Talvez participem de algum mutirão para ajudar um amigo ou vizinho. Pode ser que participem de uma luta social da comunidade, do bairro ou até mesmo se interessem pela vida política do país, pelos transtornos socioambientais de toda a humanidade e talvez já tenham se preocupado com os destinos da Terra onde todos moram.

Enfim, a vida, quando vista simplesmente como existência, é uma totalidade, em que todas as dimensões estão interligadas, sem que obrigatoriamente tenhamos que pensar sobre cada uma de suas dimensões. A grande maioria simplesmente vive a vida.

Portanto, quando falamos em ecologia integral, talvez poucas pessoas saibam ao menos o que pode ser. Mas é provável que chamadas a pensar sobre suas vidas, elas estejam muito próximas do significado do conceito.

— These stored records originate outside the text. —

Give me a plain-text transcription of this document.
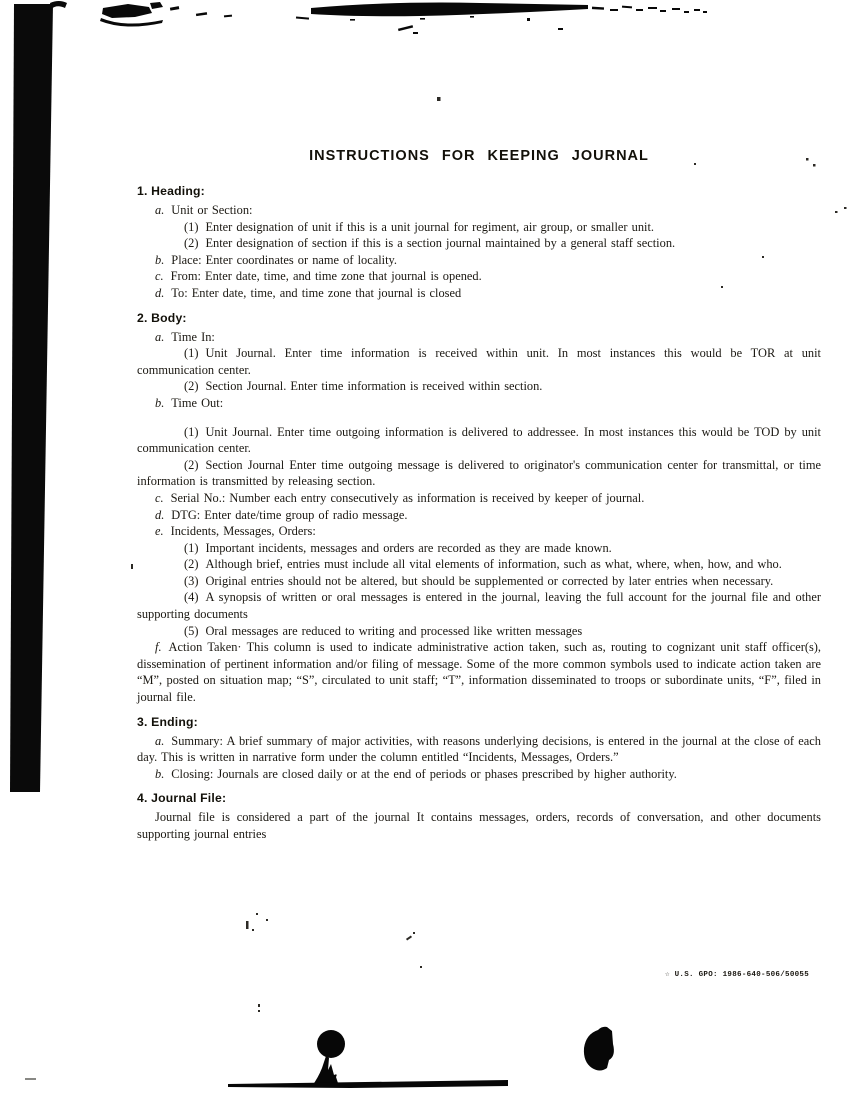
INSTRUCTIONS FOR KEEPING JOURNAL
1. Heading:

a. Unit or Section:

(1) Enter designation of unit if this is a unit journal for regiment, air group, or smaller unit.

(2) Enter designation of section if this is a section journal maintained by a general staff section.

b. Place: Enter coordinates or name of locality.

c. From: Enter date, time, and time zone that journal is opened.

d. To: Enter date, time, and time zone that journal is closed

2. Body:

a. Time In:

(1) Unit Journal. Enter time information is received within unit. In most instances this would be TOR at unit communication center.

(2) Section Journal. Enter time information is received within section.

b. Time Out:

(1) Unit Journal. Enter time outgoing information is delivered to addressee. In most instances this would be TOD by unit communication center.

(2) Section Journal Enter time outgoing message is delivered to originator's communication center for transmittal, or time information is transmitted by releasing section.

c. Serial No.: Number each entry consecutively as information is received by keeper of journal.

d. DTG: Enter date/time group of radio message.

e. Incidents, Messages, Orders:

(1) Important incidents, messages and orders are recorded as they are made known.

(2) Although brief, entries must include all vital elements of information, such as what, where, when, how, and who.

(3) Original entries should not be altered, but should be supplemented or corrected by later entries when necessary.

(4) A synopsis of written or oral messages is entered in the journal, leaving the full account for the journal file and other supporting documents

(5) Oral messages are reduced to writing and processed like written messages

f. Action Taken· This column is used to indicate administrative action taken, such as, routing to cognizant unit staff officer(s), dissemination of pertinent information and/or filing of message. Some of the more common symbols used to indicate action taken are “M”, posted on situation map; “S”, circulated to unit staff; “T”, information disseminated to troops or subordinate units, “F”, filed in journal file.

3. Ending:

a. Summary: A brief summary of major activities, with reasons underlying decisions, is entered in the journal at the close of each day. This is written in narrative form under the column entitled “Incidents, Messages, Orders.”

b. Closing: Journals are closed daily or at the end of periods or phases prescribed by higher authority.

4. Journal File:

Journal file is considered a part of the journal It contains messages, orders, records of conversation, and other documents supporting journal entries

☆ U.S. GPO: 1986-640-506/50055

Porque ecologia integral quer dizer exatamente o viver a vida em que cada dimensão esteja integrada no todo e todas as dimensões da vida possam ser sustentáveis.

2. Então...

A ecologia integral obrigatoriamente tem uma dimensão econômica, social, ambiental, cultural e, inclusive, subjetiva, isto é, o cultivo da interioridade, de alguma espiritualidade, ou simples meditação.

Ainda mais, as dimensões não podem se restringir ao âmbito pessoal e familiar, mas têm necessariamente um alcance social maior, político, global; somos obrigados a re-pensar o mundo econômico e sua relação com o social, o cultural, o político, o ambiental e demais dimensões da vida.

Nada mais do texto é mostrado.